Last week, I had the chore of pruning back our rose bushes. I am not talking about the climbing vine type, or the knockout roses that so many people have. I am talking the old rose bush. I don't like this part of ownership, but love what the roses give me, so I know it needs done. I must trim them back before winter, if I want to continue to have healthy thriving bushes next year. As God has been doing lately in my life, or is it that I am noticing more, I felt a lesson unfolding. A lesson, I know I was to pass onto you all with my blog.
I got my cart ready for the clippings and put on my gloves. I had trimmers in hand. As I headed to the rose bed, I began to realize why I don't like this job very much. I have to reach in and cut the branches back. Each one. Not just the ones blooming, but each one. I need to cut them knee high to survive the winter winds and cold temps.
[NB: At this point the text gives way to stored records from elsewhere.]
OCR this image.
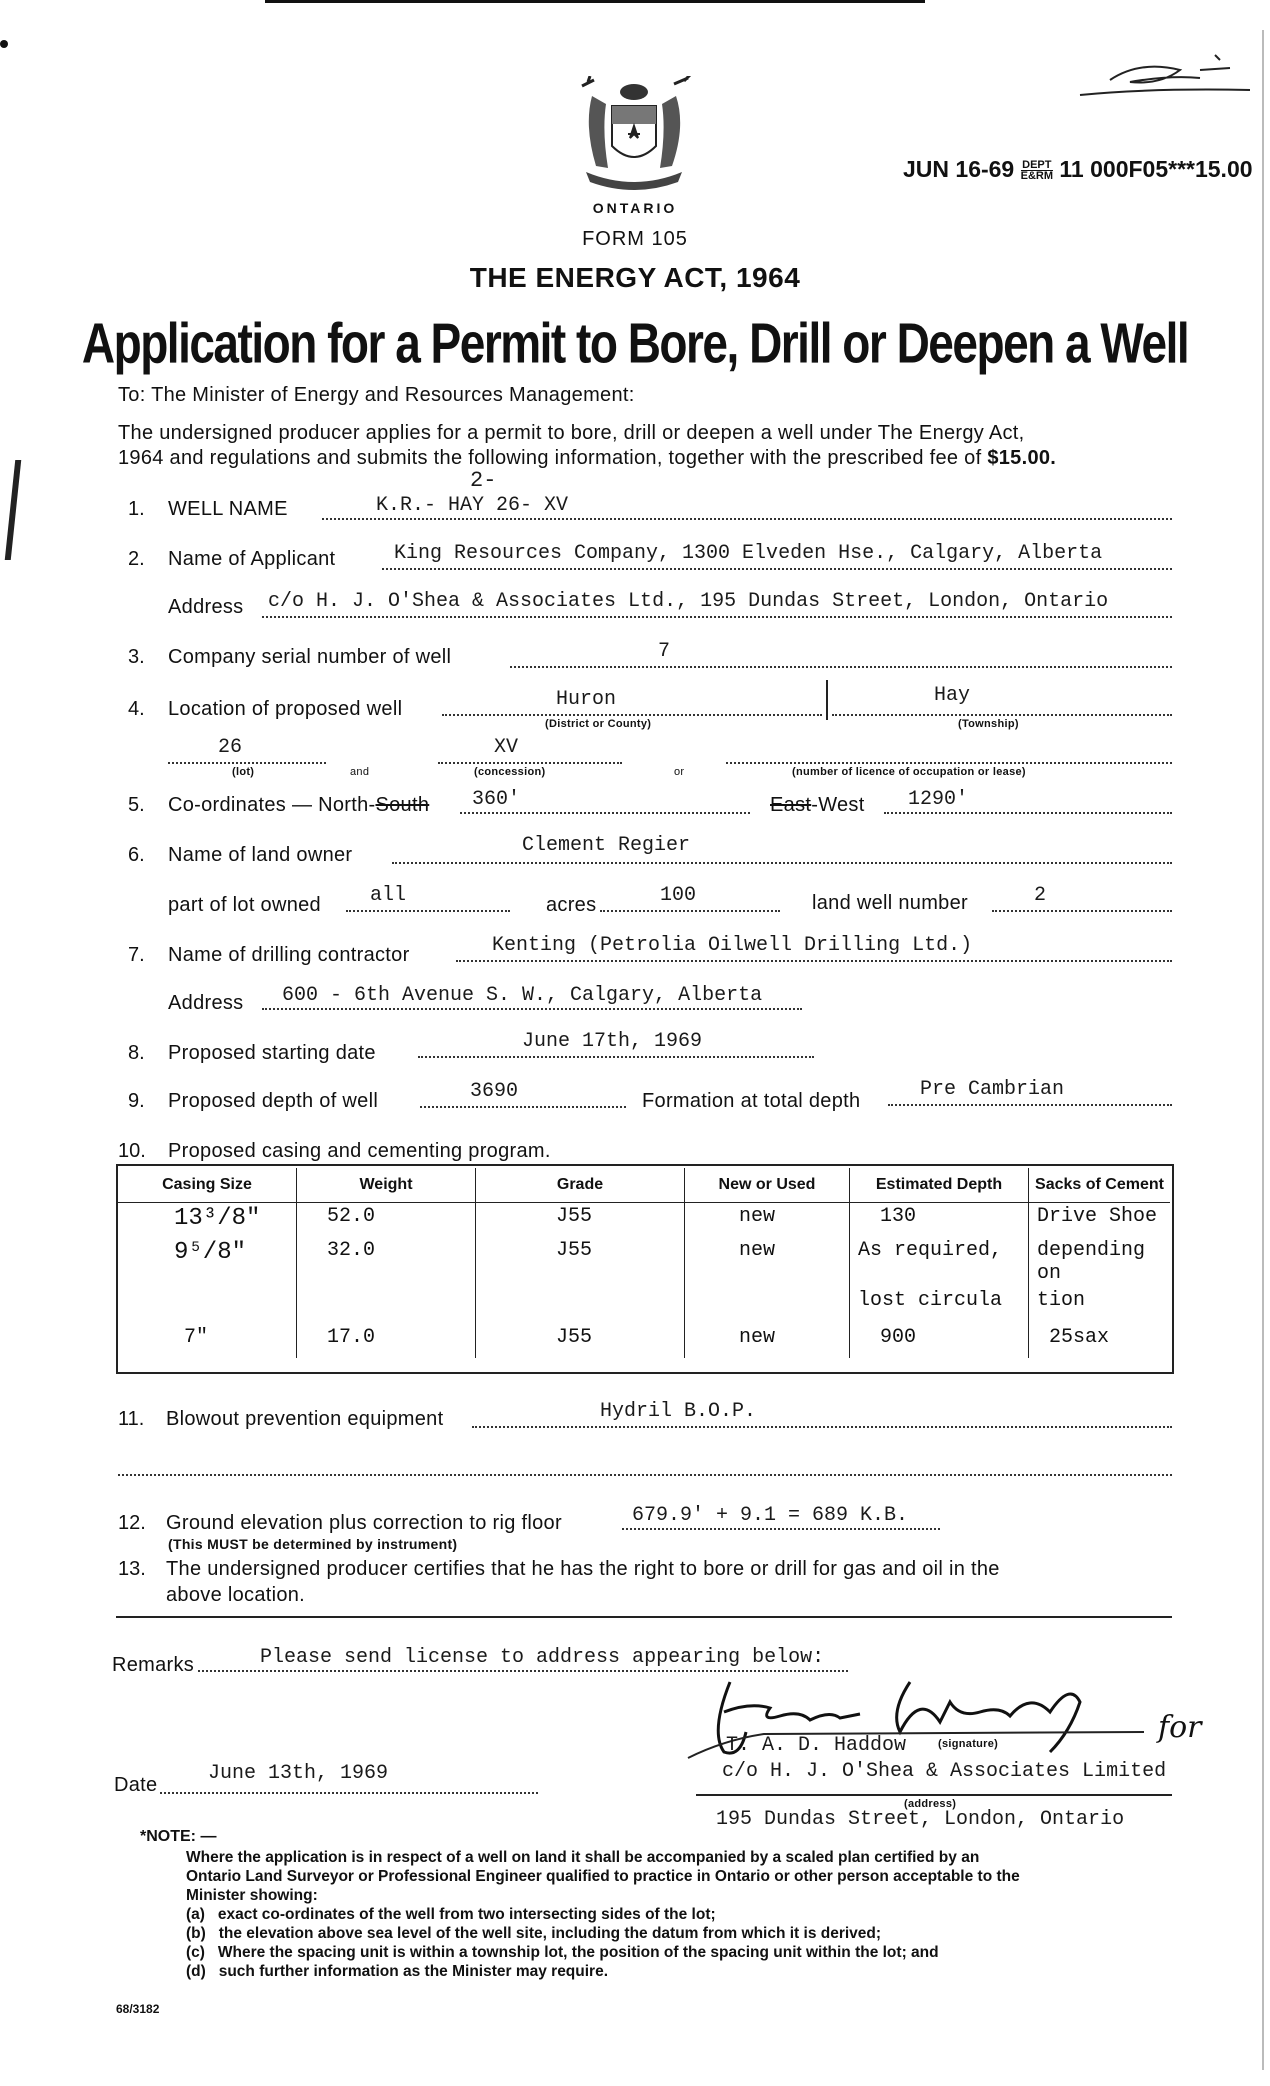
ONTARIO
FORM 105
THE ENERGY ACT, 1964
Application for a Permit to Bore, Drill or Deepen a Well
JUN 16-69 DEPT
E&RM 11 000F05***15.00
To: The Minister of Energy and Resources Management:
The undersigned producer applies for a permit to bore, drill or deepen a well under The Energy Act,
1964 and regulations and submits the following information, together with the prescribed fee of $15.00.
1. WELL NAME
2-
K.R.- HAY 26- XV
2. Name of Applicant	King Resources Company, 1300 Elveden Hse., Calgary, Alberta
Address c/o H. J. O'Shea & Associates Ltd., 195 Dundas Street, London, Ontario
3. Company serial number of well	7
4. Location of proposed well	Huron
(District or County)
Hay
(Township)
26
(lot)	and
XV
(concession)	or	(number of licence of occupation or lease)
5. Co-ordinates — North-South 360'	East-West 1290'
6. Name of land owner	Clement Regier
part of lot owned all	acres	100	land well number	2
7. Name of drilling contractor	Kenting (Petrolia Oilwell Drilling Ltd.)
Address 600 - 6th Avenue S. W., Calgary, Alberta
8. Proposed starting date	June 17th, 1969
9. Proposed depth of well	3690	Formation at total depth	Pre Cambrian
10. Proposed casing and cementing program.
Casing Size	Weight	Grade	New or Used	Estimated Depth	Sacks of Cement
13³/8"	52.0	J55	new	130	Drive Shoe
9⁵/8"	32.0	J55	new	As required,	depending on
				lost circula	tion
7"	17.0	J55	new	900	25sax
11. Blowout prevention equipment	Hydril B.O.P.
12. Ground elevation plus correction to rig floor	679.9' + 9.1 = 689 K.B.
(This MUST be determined by instrument)
13. The undersigned producer certifies that he has the right to bore or drill for gas and oil in the
above location.
Remarks	Please send license to address appearing below:
for
T. A. D. Haddow	(signature)
c/o H. J. O'Shea & Associates Limited
(address)
195 Dundas Street, London, Ontario
Date	June 13th, 1969
*NOTE: —
Where the application is in respect of a well on land it shall be accompanied by a scaled plan certified by an
Ontario Land Surveyor or Professional Engineer qualified to practice in Ontario or other person acceptable to the
Minister showing:
(a)   exact co-ordinates of the well from two intersecting sides of the lot;
(b)   the elevation above sea level of the well site, including the datum from which it is derived;
(c)   Where the spacing unit is within a township lot, the position of the spacing unit within the lot; and
(d)   such further information as the Minister may require.
68/3182
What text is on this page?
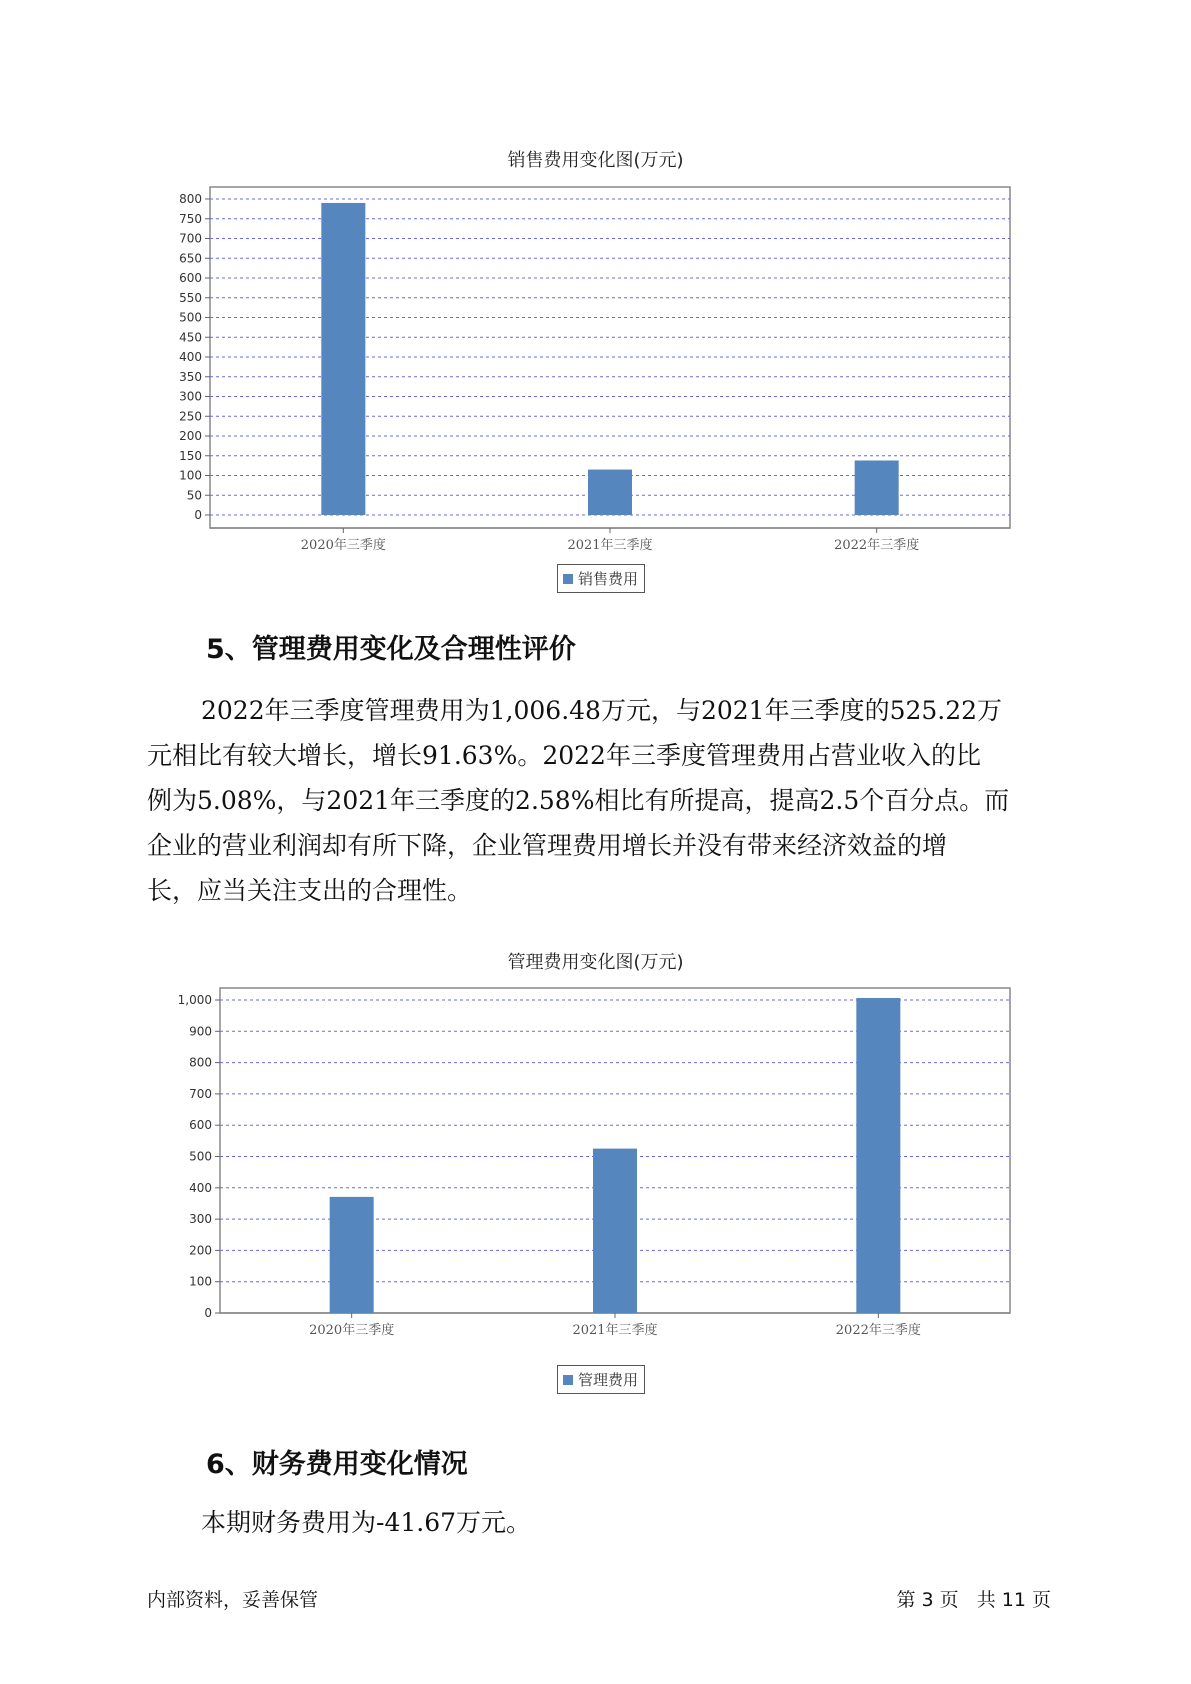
销售费用变化图(万元)
0
50
100
150
200
250
300
350
400
450
500
550
600
650
700
750
800
2020年三季度	2021年三季度	2022年三季度
销售费用
5、管理费用变化及合理性评价
2022年三季度管理费用为1,006.48万元，与2021年三季度的525.22万
元相比有较大增长，增长91.63%。2022年三季度管理费用占营业收入的比
例为5.08%，与2021年三季度的2.58%相比有所提高，提高2.5个百分点。而
企业的营业利润却有所下降，企业管理费用增长并没有带来经济效益的增
长，应当关注支出的合理性。
管理费用变化图(万元)
0
100
200
300
400
500
600
700
800
900
1,000
2020年三季度	2021年三季度	2022年三季度
管理费用
6、财务费用变化情况
本期财务费用为-41.67万元。
内部资料，妥善保管	第 3 页   共 11 页
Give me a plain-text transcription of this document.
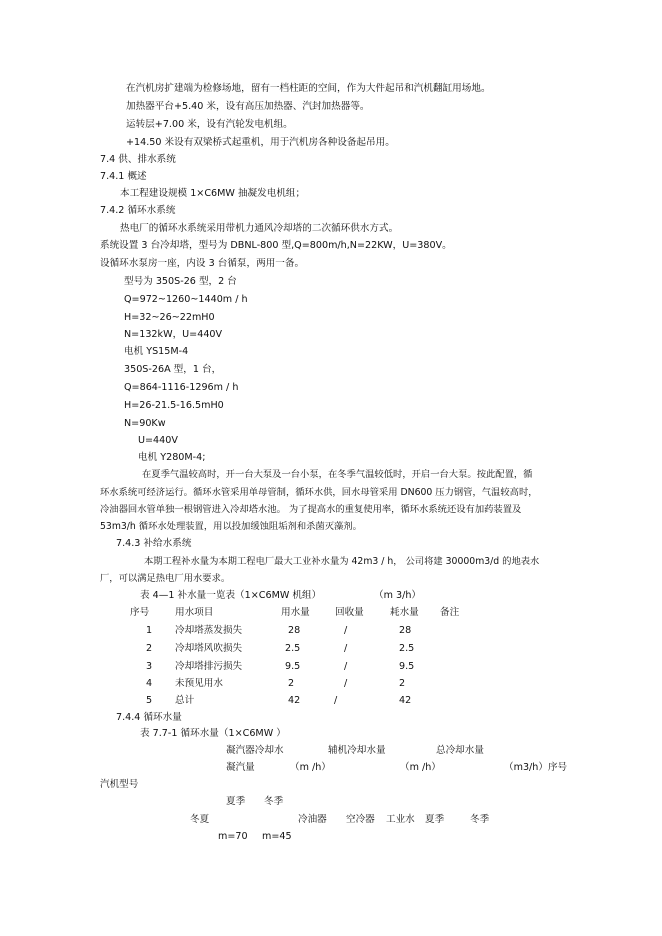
在汽机房扩建端为检修场地，留有一档柱距的空间，作为大件起吊和汽机翻缸用场地。
加热器平台+5.40 米，设有高压加热器、汽封加热器等。
运转层+7.00 米，设有汽轮发电机组。
+14.50 米设有双梁桥式起重机，用于汽机房各种设备起吊用。
7.4 供、排水系统
7.4.1 概述
本工程建设规模 1×C6MW 抽凝发电机组；
7.4.2 循环水系统
热电厂的循环水系统采用带机力通风冷却塔的二次循环供水方式。
系统设置 3 台冷却塔，型号为 DBNL-800 型,Q=800m/h,N=22KW，U=380V。
设循环水泵房一座，内设 3 台循泵，两用一备。
型号为 350S-26 型，2 台
Q=972~1260~1440m / h
H=32~26~22mH0
N=132kW，U=440V
电机 YS15M-4
350S-26A 型，1 台，
Q=864-1116-1296m / h
H=26-21.5-16.5mH0
N=90Kw
U=440V
电机 Y280M-4;
在夏季气温较高时，开一台大泵及一台小泵，在冬季气温较低时，开启一台大泵。按此配置，循
环水系统可经济运行。循环水管采用单母管制，循环水供，回水母管采用 DN600 压力钢管，气温较高时，
冷油器回水管单独一根钢管进入冷却塔水池。 为了提高水的重复使用率，循环水系统还设有加药装置及
53m3/h 循环水处理装置，用以投加缓蚀阻垢剂和杀菌灭藻剂。
7.4.3 补给水系统
本期工程补水量为本期工程电厂最大工业补水量为 42m3 / h， 公司将建 30000m3/d 的地表水
厂，可以满足热电厂用水要求。
表 4—1 补水量一览表（1×C6MW 机组）	（m 3/h）
序号	用水项目	用水量	回收量	耗水量 备注
1 冷却塔蒸发损失	28	/	28
2 冷却塔风吹损失	2.5	/	2.5
3 冷却塔排污损失	9.5	/	9.5
4 未预见用水	2	/	2
5 总计	42	/	42
7.4.4 循环水量
表 7.7-1 循环水量（1×C6MW ）
凝汽器冷却水	辅机冷却水量	总冷却水量
凝汽量	（m /h）	（m /h）	（m3/h）序号
汽机型号
夏季 冬季
冬夏	冷油器 空冷器 工业水 夏季	冬季
m=70 m=45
As I started on the first one, I realized how thick and strong some of the branches were. I had to work hard to cut through the tough wooden texture. No matter what type of gloves I wear, some of the thorns poke through. I had my hands bleeding in no time. Then as I moved to the next bush, it happened, one of the super teeny tiny thorns, broke off into my finger. My finger was throbbing. Every time the cloth of my glove rubbed against it, it dug in deeper and hurt more. I had to take off my gloves and get a needle to remove it. I couldn't finish what I was doing. It was getting dark and I so wanted to be finished. I managed to get a few more trimmed and decided if I didn't take care of this now, it was going to be a problem. They can be a very light green on the end and it blends into our skin, so you don't see it. As I leaned in against the light and counter top of my kitchen sink, I was flooded with this thought.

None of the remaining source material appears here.